We're in a position where we have an application that will have about 100 databases for individual client sites running on the same cluster. Since these clients have individual databases, they'd require unique charts.
So if we've got a change to be made to an existing chart, we either need to fix it on one, clone it 100 times, update the data source on the 99 new ones, and update our client application with the new chart ID, OR make that change on the existing 100 charts manually.
Being able to have something like a master chart that you could pass a data source to and it fill in the data from it, or possibly even passing the parameters that generate the chart itself as a json file or something (data source, fields, colors, table column width, etc...) and having that returned would be most beneficial to our organization.
I'd like to second this idea.
We're in a position where we have an application that will have about 100 databases for individual client sites running on the same cluster. Since these clients have individual databases, they'd require unique charts.

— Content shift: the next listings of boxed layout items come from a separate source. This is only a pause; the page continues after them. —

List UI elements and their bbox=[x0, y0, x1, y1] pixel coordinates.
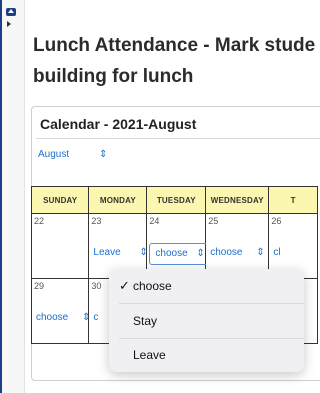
expand-triangle-icon[interactable] bbox=[7, 21, 11, 27]
divider bbox=[36, 138, 320, 139]
dropdown-option-label: Stay bbox=[133, 314, 158, 328]
updown-chevron-icon: ⇕ bbox=[99, 149, 108, 160]
dropdown-option-stay[interactable]: Stay bbox=[109, 304, 304, 338]
attendance-select-value: c bbox=[93, 312, 99, 323]
calendar-heading: Calendar - 2021-August bbox=[40, 116, 197, 132]
month-select-value: August bbox=[38, 149, 70, 160]
updown-chevron-icon: ⇕ bbox=[196, 248, 205, 259]
dropdown-option-leave[interactable]: Leave bbox=[109, 338, 304, 372]
attendance-select[interactable]: choose ⇕ bbox=[149, 243, 212, 265]
dropdown-option-choose[interactable]: ✓ choose bbox=[109, 269, 304, 303]
page-title-line1: Lunch Attendance - Mark stude bbox=[33, 35, 316, 56]
attendance-dropdown-menu: ✓ choose Stay Leave bbox=[109, 269, 304, 372]
month-select[interactable]: August ⇕ bbox=[38, 149, 118, 167]
day-number: 22 bbox=[34, 216, 45, 226]
left-sidebar bbox=[0, 0, 25, 393]
day-number: 30 bbox=[91, 281, 102, 291]
weekday-header: Tuesday bbox=[146, 186, 207, 214]
attendance-select[interactable]: cl bbox=[273, 247, 320, 261]
day-number: 26 bbox=[271, 216, 282, 226]
attendance-select[interactable]: Leave ⇕ bbox=[93, 247, 149, 261]
dropdown-option-label: Leave bbox=[133, 348, 166, 362]
sidebar-accent-bar bbox=[0, 0, 2, 393]
day-number: 25 bbox=[208, 216, 219, 226]
attendance-select[interactable]: choose ⇕ bbox=[36, 312, 92, 326]
updown-chevron-icon: ⇕ bbox=[256, 247, 265, 258]
day-cell: 29 choose ⇕ bbox=[30, 278, 92, 344]
weekday-header: Sunday bbox=[30, 186, 90, 214]
attendance-select-value: cl bbox=[273, 247, 281, 258]
dropdown-option-label: choose bbox=[133, 279, 172, 293]
day-number: 29 bbox=[34, 281, 45, 291]
attendance-select[interactable]: choose ⇕ bbox=[210, 247, 266, 261]
day-number: 23 bbox=[91, 216, 102, 226]
page-title: Lunch Attendance - Mark stude building f… bbox=[33, 30, 320, 92]
day-cell: 22 bbox=[30, 213, 90, 279]
weekday-header: Monday bbox=[88, 186, 148, 214]
attendance-select-value: choose bbox=[155, 248, 188, 259]
attendance-select-value: choose bbox=[36, 312, 69, 323]
weekday-header: Wednesday bbox=[205, 186, 270, 214]
attendance-select-value: Leave bbox=[93, 247, 121, 258]
attendance-select-value: choose bbox=[210, 247, 243, 258]
checkmark-icon: ✓ bbox=[119, 278, 130, 293]
weekday-header: T bbox=[268, 186, 318, 214]
collapse-icon[interactable] bbox=[6, 8, 16, 16]
calendar-header-row: Sunday Monday Tuesday Wednesday T bbox=[30, 186, 318, 214]
day-number: 24 bbox=[149, 216, 160, 226]
page-title-line2: building for lunch bbox=[33, 66, 194, 87]
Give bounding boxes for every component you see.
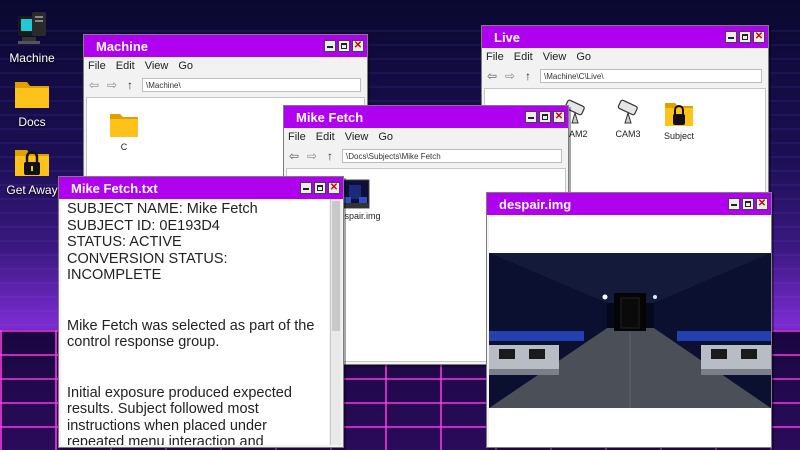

So if we've got a change to be made to an existing chart, we either need to fix it on one, clone it 100 times, update the data source on the 99 new ones, and update our client application with the new chart ID, OR make that change on the existing 100 charts manually.
Being able to have something like a master chart that you could pass a data source to and it fill in the data from it, or possibly even passing the parameters that generate the chart itself as a json file or something (data source, fields, colors, table column width, etc...) and having that returned would be most beneficial to our organization.